No final da segunda guerra mundial floresceu um sentimento generalizado de solidariedade, cuja expressão nas relações internacionais configurou-se no ideário de cooperação consagrado no seio das Nações Unidas. Na prática, significava a mobilização de subsídios dos países ricos para o desenvolvimento dos países pobres ou atrasados. No continente americano, essa acepção traduziu-se na proposta de que o desenvolvimento econômico seria etapa indispensável para a superação de carências sociais da maioria das populações, com a aceitação tacitamente compartilhada de que a ajuda externa caberia aos Estados Unidos, detentor de maior poder econômico, financeiro, industrial, tecnológico, científico e militar. O ideário pan-americanista, que vinha se remodelando gradativamente desde os primórdios do século dezenove, renovou-se mais celeremente em consonância com as circunstâncias bélicas da segunda guerra mundial e com o minueto paranoico da guerra fria que se instalou a seguir.

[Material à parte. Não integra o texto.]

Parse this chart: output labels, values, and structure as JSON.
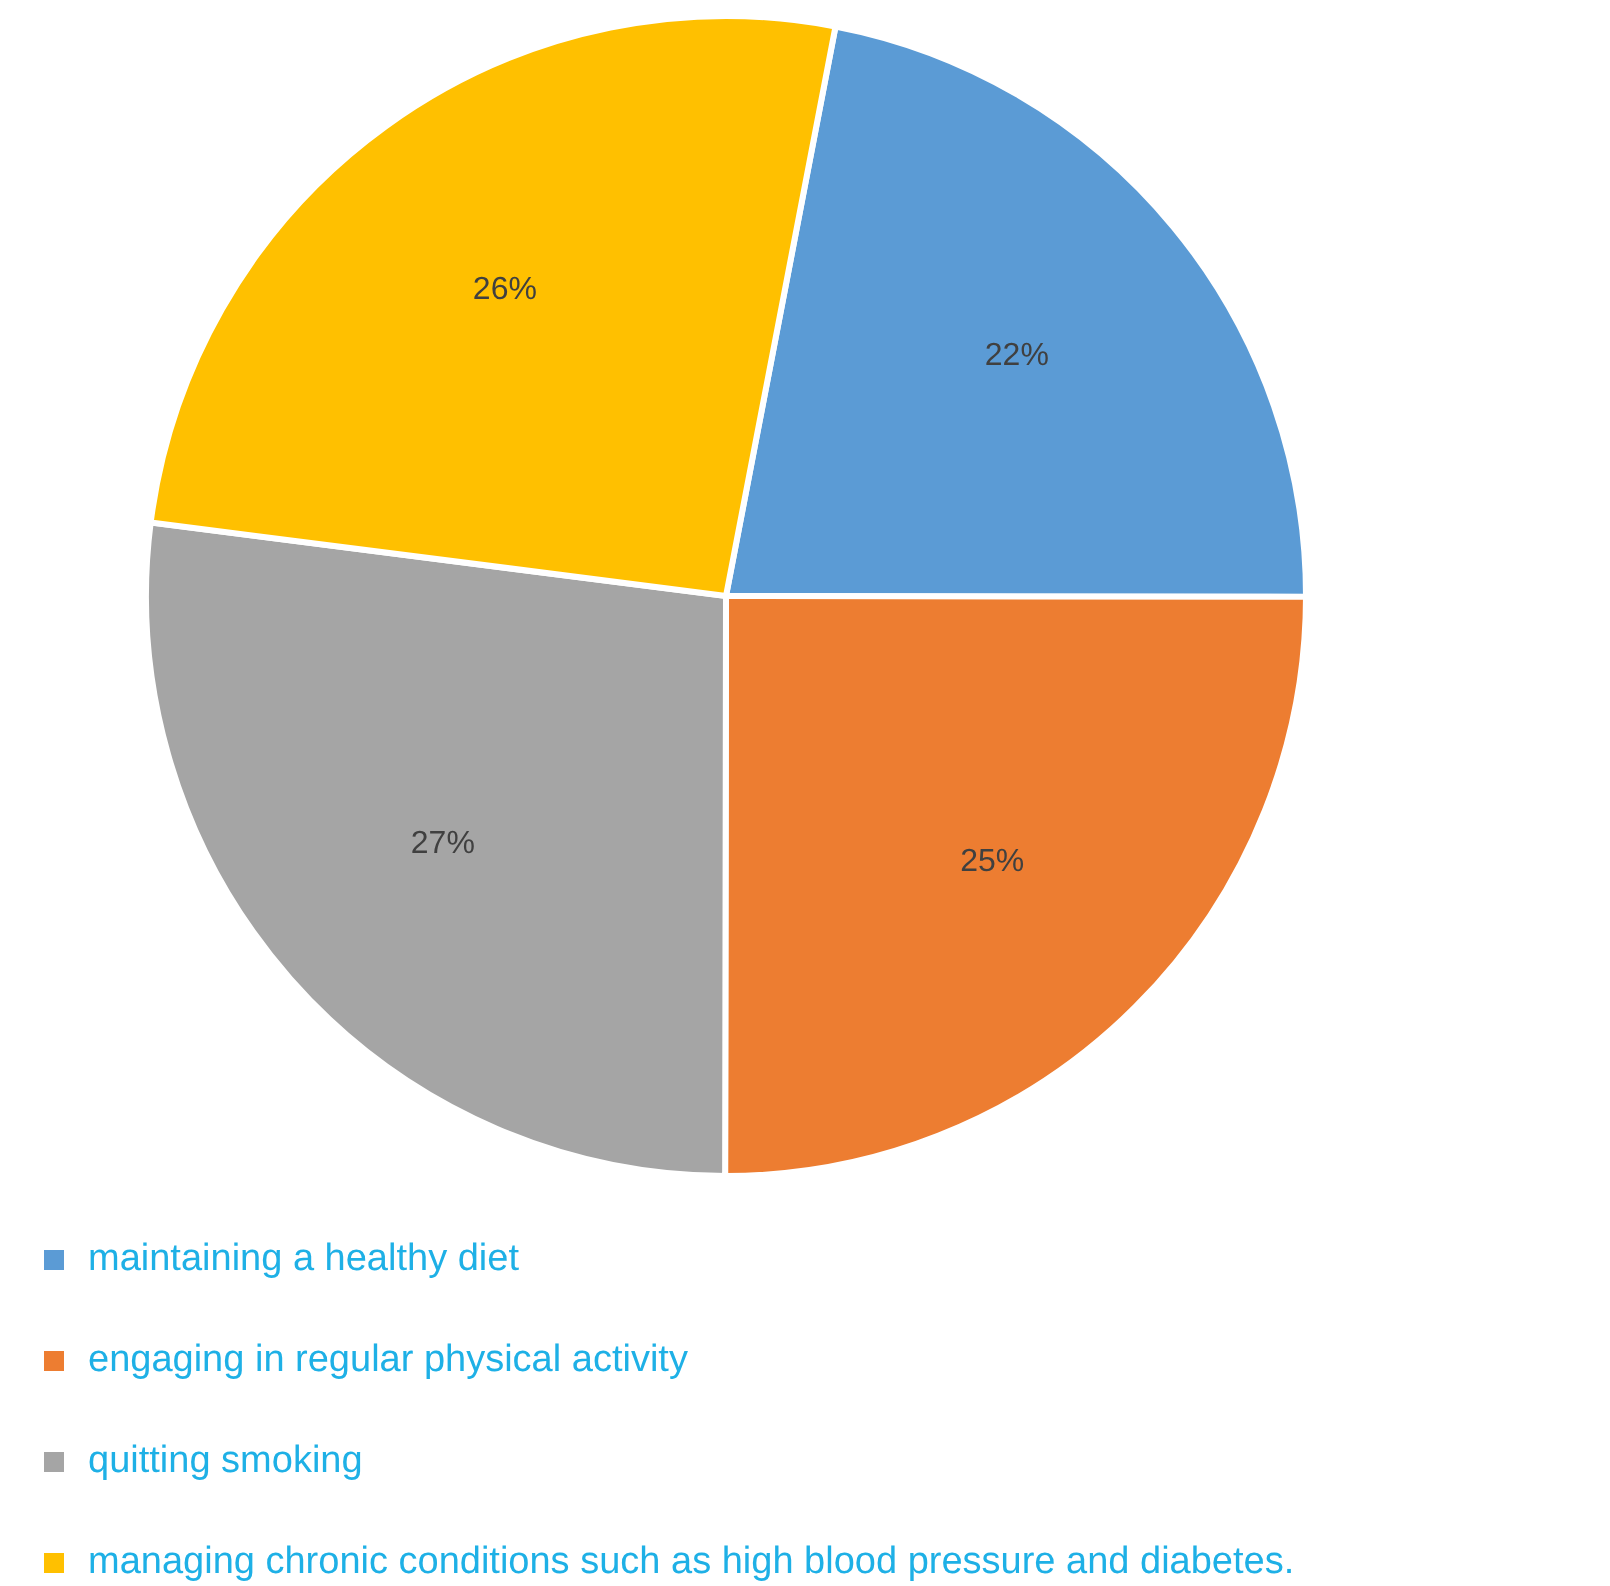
{
  "chart_data": {
    "type": "pie",
    "categories": [
      "maintaining a healthy diet",
      "engaging in regular physical activity",
      "quitting smoking",
      "managing chronic conditions such as high blood pressure and diabetes."
    ],
    "values": [
      22,
      25,
      27,
      26
    ],
    "colors": [
      "#5b9bd5",
      "#ed7d31",
      "#a5a5a5",
      "#ffc000"
    ],
    "value_labels": [
      "22%",
      "25%",
      "27%",
      "26%"
    ],
    "legend": "bottom"
  }
}
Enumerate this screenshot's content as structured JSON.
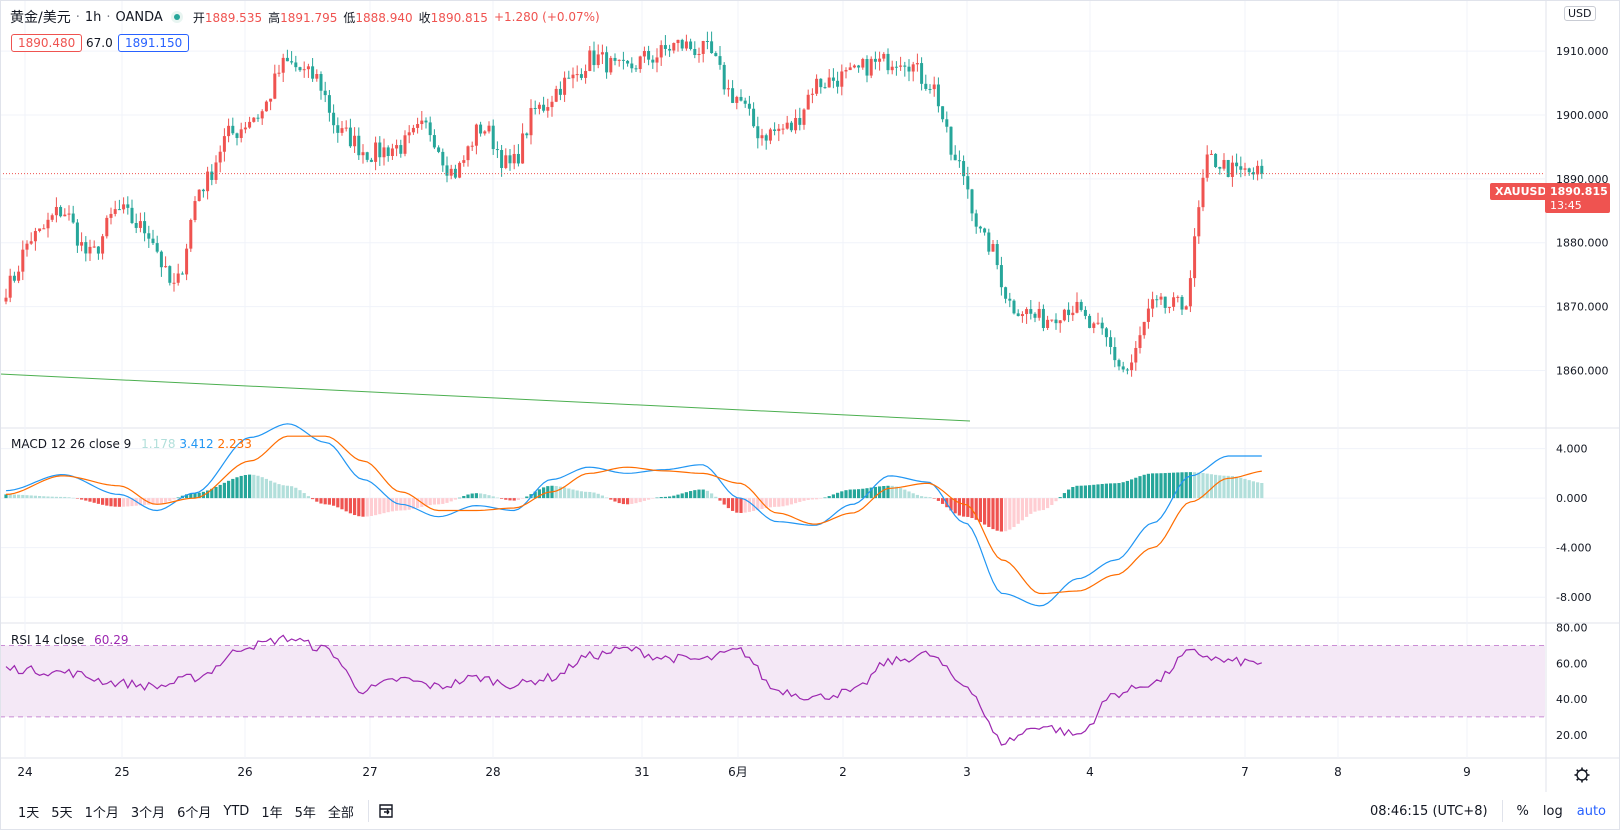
{
  "header": {
    "symbol": "黄金/美元",
    "interval": "1h",
    "source": "OANDA",
    "open_label": "开",
    "open": "1889.535",
    "high_label": "高",
    "high": "1891.795",
    "low_label": "低",
    "low": "1888.940",
    "close_label": "收",
    "close": "1890.815",
    "change": "+1.280 (+0.07%)"
  },
  "quote": {
    "sell": "1890.480",
    "spread": "67.0",
    "buy": "1891.150"
  },
  "currency_badge": "USD",
  "last_price": {
    "ticker": "XAUUSD",
    "price": "1890.815",
    "countdown": "13:45"
  },
  "macd": {
    "title": "MACD 12 26 close 9",
    "histogram": "1.178",
    "macd": "3.412",
    "signal": "2.233"
  },
  "rsi": {
    "title": "RSI 14 close",
    "value": "60.29"
  },
  "bottom_bar": {
    "ranges": [
      "1天",
      "5天",
      "1个月",
      "3个月",
      "6个月",
      "YTD",
      "1年",
      "5年",
      "全部"
    ],
    "time": "08:46:15 (UTC+8)",
    "percent": "%",
    "log": "log",
    "auto": "auto"
  },
  "colors": {
    "up": "#ef5350",
    "down": "#26a69a",
    "macd": "#2196f3",
    "signal": "#ff6d00",
    "rsi": "#9c27b0",
    "trend": "#4caf50"
  },
  "chart_data": [
    {
      "type": "candlestick",
      "title": "黄金/美元 · 1h · OANDA",
      "x_tick_labels": [
        "24",
        "25",
        "26",
        "27",
        "28",
        "31",
        "6月",
        "2",
        "3",
        "4",
        "7",
        "8",
        "9"
      ],
      "y_tick_labels": [
        "1860.000",
        "1870.000",
        "1880.000",
        "1890.000",
        "1900.000",
        "1910.000"
      ],
      "ylim": [
        1851,
        1918
      ],
      "price_line": 1890.815,
      "anchors": [
        [
          0,
          1873
        ],
        [
          1,
          1881
        ],
        [
          2,
          1885
        ],
        [
          3,
          1878
        ],
        [
          4,
          1885
        ],
        [
          5,
          1882
        ],
        [
          6,
          1873
        ],
        [
          7,
          1889
        ],
        [
          8,
          1897
        ],
        [
          9,
          1900
        ],
        [
          10,
          1908
        ],
        [
          11,
          1906
        ],
        [
          12,
          1897
        ],
        [
          13,
          1894
        ],
        [
          14,
          1895
        ],
        [
          15,
          1898
        ],
        [
          16,
          1891
        ],
        [
          17,
          1898
        ],
        [
          18,
          1892
        ],
        [
          19,
          1901
        ],
        [
          20,
          1905
        ],
        [
          21,
          1909
        ],
        [
          22,
          1907
        ],
        [
          23,
          1909
        ],
        [
          24,
          1911
        ],
        [
          25,
          1910
        ],
        [
          26,
          1903
        ],
        [
          27,
          1897
        ],
        [
          28,
          1898
        ],
        [
          29,
          1905
        ],
        [
          30,
          1906
        ],
        [
          31,
          1908
        ],
        [
          32,
          1909
        ],
        [
          33,
          1905
        ],
        [
          34,
          1892
        ],
        [
          35,
          1880
        ],
        [
          36,
          1870
        ],
        [
          37,
          1868
        ],
        [
          38,
          1870
        ],
        [
          39,
          1866
        ],
        [
          40,
          1860
        ],
        [
          41,
          1870
        ],
        [
          42,
          1870
        ],
        [
          43,
          1893
        ],
        [
          44,
          1891
        ],
        [
          45,
          1890.8
        ]
      ]
    },
    {
      "type": "line",
      "title": "MACD 12 26 close 9",
      "y_tick_labels": [
        "-8.000",
        "-4.000",
        "0.000",
        "4.000"
      ],
      "ylim": [
        -10,
        5.5
      ],
      "series": [
        {
          "name": "MACD",
          "points": [
            [
              0,
              0.6
            ],
            [
              3,
              1.9
            ],
            [
              6,
              0.3
            ],
            [
              8,
              -1.0
            ],
            [
              10,
              0.4
            ],
            [
              13,
              4.9
            ],
            [
              15,
              6.0
            ],
            [
              17,
              4.5
            ],
            [
              19,
              1.5
            ],
            [
              21,
              -0.5
            ],
            [
              23,
              -1.5
            ],
            [
              25,
              -0.6
            ],
            [
              27,
              -1.0
            ],
            [
              29,
              1.5
            ],
            [
              31,
              2.5
            ],
            [
              33,
              2.0
            ],
            [
              35,
              2.3
            ],
            [
              37,
              2.7
            ],
            [
              39,
              0.0
            ],
            [
              41,
              -1.9
            ],
            [
              43,
              -2.2
            ],
            [
              45,
              -0.5
            ],
            [
              47,
              1.8
            ],
            [
              49,
              1.3
            ],
            [
              51,
              -2.0
            ],
            [
              53,
              -7.7
            ],
            [
              55,
              -8.7
            ],
            [
              57,
              -6.5
            ],
            [
              59,
              -5.0
            ],
            [
              61,
              -2.0
            ],
            [
              63,
              1.8
            ],
            [
              65,
              3.4
            ],
            [
              67,
              3.4
            ]
          ]
        },
        {
          "name": "Signal",
          "points": [
            [
              0,
              0.3
            ],
            [
              3,
              1.8
            ],
            [
              6,
              1.0
            ],
            [
              8,
              -0.5
            ],
            [
              10,
              0.0
            ],
            [
              13,
              3.0
            ],
            [
              15,
              5.0
            ],
            [
              17,
              5.0
            ],
            [
              19,
              3.0
            ],
            [
              21,
              0.5
            ],
            [
              23,
              -1.0
            ],
            [
              25,
              -1.0
            ],
            [
              27,
              -0.8
            ],
            [
              29,
              0.5
            ],
            [
              31,
              2.0
            ],
            [
              33,
              2.5
            ],
            [
              35,
              2.2
            ],
            [
              37,
              2.0
            ],
            [
              39,
              1.2
            ],
            [
              41,
              -1.2
            ],
            [
              43,
              -2.1
            ],
            [
              45,
              -1.2
            ],
            [
              47,
              0.8
            ],
            [
              49,
              1.2
            ],
            [
              51,
              -0.5
            ],
            [
              53,
              -5.0
            ],
            [
              55,
              -7.7
            ],
            [
              57,
              -7.5
            ],
            [
              59,
              -6.2
            ],
            [
              61,
              -4.0
            ],
            [
              63,
              -0.3
            ],
            [
              65,
              1.6
            ],
            [
              67,
              2.2
            ]
          ]
        }
      ]
    },
    {
      "type": "line",
      "title": "RSI 14 close",
      "y_tick_labels": [
        "20.00",
        "40.00",
        "60.00",
        "80.00"
      ],
      "ylim": [
        7,
        82
      ],
      "bands": [
        30,
        70
      ],
      "series": [
        {
          "name": "RSI",
          "points": [
            [
              0,
              57
            ],
            [
              3,
              55
            ],
            [
              6,
              49
            ],
            [
              8,
              47
            ],
            [
              10,
              52
            ],
            [
              13,
              70
            ],
            [
              15,
              74
            ],
            [
              17,
              68
            ],
            [
              19,
              45
            ],
            [
              21,
              51
            ],
            [
              23,
              47
            ],
            [
              25,
              52
            ],
            [
              27,
              48
            ],
            [
              29,
              52
            ],
            [
              31,
              64
            ],
            [
              33,
              68
            ],
            [
              35,
              63
            ],
            [
              37,
              62
            ],
            [
              39,
              67
            ],
            [
              41,
              45
            ],
            [
              43,
              41
            ],
            [
              45,
              44
            ],
            [
              47,
              61
            ],
            [
              49,
              65
            ],
            [
              51,
              48
            ],
            [
              53,
              16
            ],
            [
              55,
              25
            ],
            [
              57,
              20
            ],
            [
              59,
              43
            ],
            [
              61,
              49
            ],
            [
              63,
              66
            ],
            [
              65,
              61
            ],
            [
              67,
              60.3
            ]
          ]
        }
      ]
    }
  ]
}
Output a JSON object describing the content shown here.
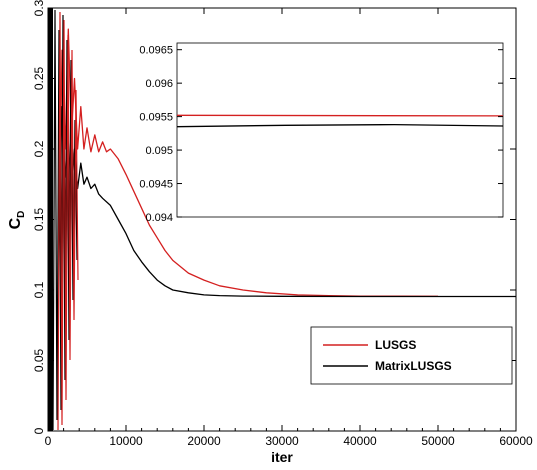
{
  "chart_data": [
    {
      "type": "line",
      "xlabel": "iter",
      "ylabel": "C",
      "ylabel_subscript": "D",
      "xlim": [
        0,
        60000
      ],
      "ylim": [
        0,
        0.3
      ],
      "x_ticks": [
        "0",
        "10000",
        "20000",
        "30000",
        "40000",
        "50000",
        "60000"
      ],
      "y_ticks": [
        "0",
        "0.05",
        "0.1",
        "0.15",
        "0.2",
        "0.25",
        "0.3"
      ],
      "legend_placement": "bottom-right",
      "grid": false,
      "series": [
        {
          "name": "LUSGS",
          "color": "#d42020",
          "x": [
            1500,
            1800,
            2200,
            2600,
            3000,
            3400,
            3800,
            4200,
            4600,
            5000,
            5500,
            6000,
            6500,
            7000,
            7500,
            8000,
            9000,
            10000,
            11000,
            12000,
            13000,
            14000,
            15000,
            16000,
            18000,
            20000,
            22000,
            25000,
            28000,
            32000,
            36000,
            40000,
            45000,
            50000
          ],
          "y": [
            0.16,
            0.27,
            0.2,
            0.285,
            0.21,
            0.25,
            0.2,
            0.23,
            0.2,
            0.215,
            0.198,
            0.21,
            0.198,
            0.205,
            0.198,
            0.2,
            0.193,
            0.182,
            0.17,
            0.158,
            0.146,
            0.137,
            0.128,
            0.121,
            0.112,
            0.107,
            0.103,
            0.1,
            0.098,
            0.0965,
            0.096,
            0.0957,
            0.0956,
            0.0955
          ]
        },
        {
          "name": "MatrixLUSGS",
          "color": "#000000",
          "x": [
            1500,
            1800,
            2200,
            2600,
            3000,
            3400,
            3800,
            4200,
            4600,
            5000,
            5500,
            6000,
            6500,
            7000,
            8000,
            9000,
            10000,
            11000,
            12000,
            13000,
            14000,
            15000,
            16000,
            18000,
            20000,
            22000,
            25000,
            30000,
            40000,
            50000,
            60000
          ],
          "y": [
            0.16,
            0.23,
            0.18,
            0.205,
            0.17,
            0.2,
            0.172,
            0.19,
            0.175,
            0.18,
            0.172,
            0.175,
            0.168,
            0.165,
            0.16,
            0.15,
            0.14,
            0.128,
            0.12,
            0.113,
            0.107,
            0.103,
            0.1,
            0.098,
            0.0965,
            0.096,
            0.0957,
            0.0955,
            0.0954,
            0.0954,
            0.0954
          ]
        }
      ]
    },
    {
      "type": "line",
      "role": "inset",
      "ylim": [
        0.094,
        0.0966
      ],
      "y_ticks": [
        "0.094",
        "0.0945",
        "0.095",
        "0.0955",
        "0.096",
        "0.0965"
      ],
      "grid": false,
      "series": [
        {
          "name": "LUSGS",
          "color": "#d42020",
          "y": [
            0.09552,
            0.09551
          ]
        },
        {
          "name": "MatrixLUSGS",
          "color": "#000000",
          "y": [
            0.09535,
            0.09537,
            0.09538,
            0.09536
          ]
        }
      ]
    }
  ]
}
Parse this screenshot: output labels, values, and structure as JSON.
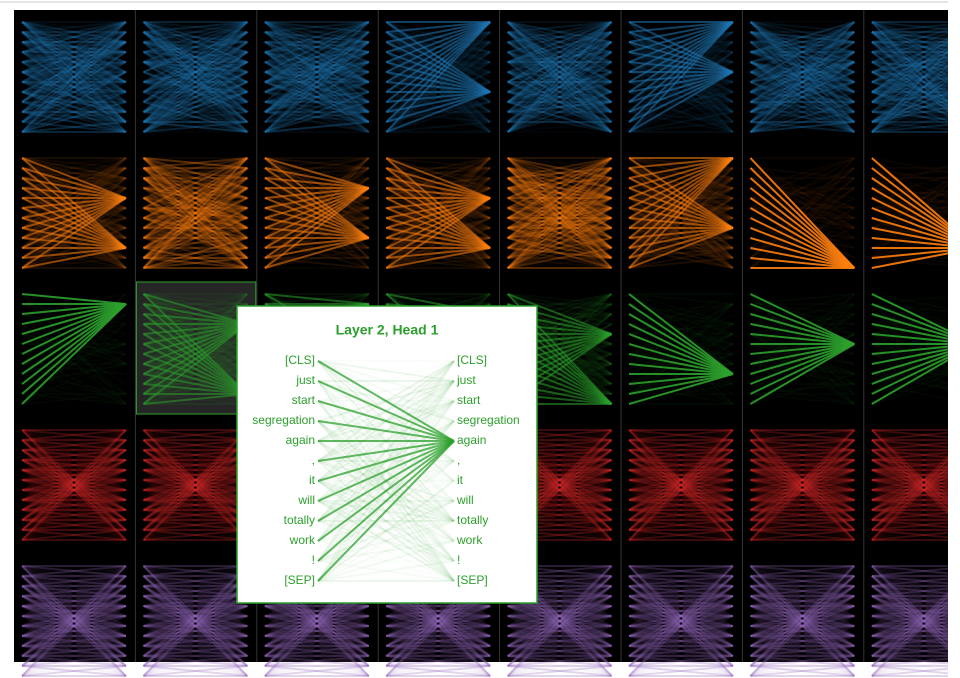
{
  "popup": {
    "title": "Layer 2, Head 1",
    "tokens": [
      "[CLS]",
      "just",
      "start",
      "segregation",
      "again",
      ",",
      "it",
      "will",
      "totally",
      "work",
      "!",
      "[SEP]"
    ]
  }
}
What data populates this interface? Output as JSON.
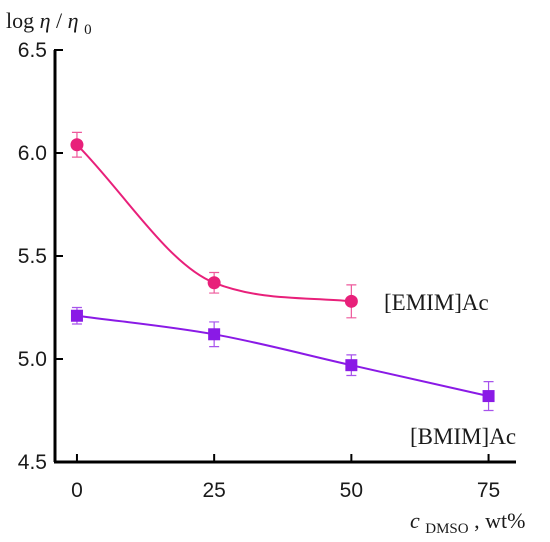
{
  "chart_data": {
    "type": "line",
    "title": "",
    "ylabel": {
      "prefix": "log",
      "symbol": "η",
      "slash": "/",
      "symbol2": "η",
      "sub": "0"
    },
    "xlabel": {
      "symbol": "c",
      "sub": "DMSO",
      "suffix": ", wt%"
    },
    "xlim": [
      -4,
      80
    ],
    "ylim": [
      4.5,
      6.5
    ],
    "x_ticks": [
      0,
      25,
      50,
      75
    ],
    "y_ticks": [
      4.5,
      5.0,
      5.5,
      6.0,
      6.5
    ],
    "x_tick_labels": [
      "0",
      "25",
      "50",
      "75"
    ],
    "y_tick_labels": [
      "4.5",
      "5.0",
      "5.5",
      "6.0",
      "6.5"
    ],
    "grid": false,
    "series": [
      {
        "name": "[EMIM]Ac",
        "color": "#e8207a",
        "marker": "circle",
        "x": [
          0,
          25,
          50
        ],
        "y": [
          6.04,
          5.37,
          5.28
        ],
        "yerr": [
          0.06,
          0.05,
          0.08
        ]
      },
      {
        "name": "[BMIM]Ac",
        "color": "#8a1ae6",
        "marker": "square",
        "x": [
          0,
          25,
          50,
          75
        ],
        "y": [
          5.21,
          5.12,
          4.97,
          4.82
        ],
        "yerr": [
          0.04,
          0.06,
          0.05,
          0.07
        ]
      }
    ]
  }
}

A resposta dos Estados Unidos à explosão demográfica desencadeada no pós-guerra, e a consequente ampliação da demanda por bens e serviços de toda ordem, incluía, na área de saúde pública, a criação e expansão dos programas governamentais. Consolidou-se a capacidade institucional de controle de doenças transmissíveis e de enfrentamento de doenças crônicas. Esse enfoque era compartilhado em todos os setores e remontava aos anos 1930, com a orientação keynesiana da política do Presidente Roosevelt, mas se intensificou induzido pela tônica do planejamento e gestão governamental durante o esforço de guerra. Na fase subsequente, de paz sombreada pela ameaça de renovação do conflito bélico na era atômica, essa competência administrativa converteu-se em requisito para o desenvolvimento econômico, favorecendo a elevação da disponibilidade de bens e serviços para amplas faixas da população.
Na América Latina esse ideário de planejamento e desenvolvimento associado à intervenção do Estado na economia fazia parte da cultura e das expectativas dos dirigentes governamentais, disseminando-se com a criação de estímulos para a substituição de importações e medidas indutoras de processos nacionais de industrialização. Nesse período, as dimensões mais graves da saúde em praticamente todos os países dessa Região eram a grande incidência de doenças infecciosas, a alta mortalidade infantil e a baixa expectativa de vida, num contexto de crescimento e urbanização da população. A escassez e o descrédito nas informações disponíveis era uma limitação importante da capacidade de gestão dos serviços públicos e também do setor privado. E as preocupações enfatizavam a penúria da força de trabalho afetando todos os tipos profissionais, a insuficiência de centros de formação, bibliotecas e materiais didáticos, além da abordagem educativa tradicional desfocada das realidades nacionais.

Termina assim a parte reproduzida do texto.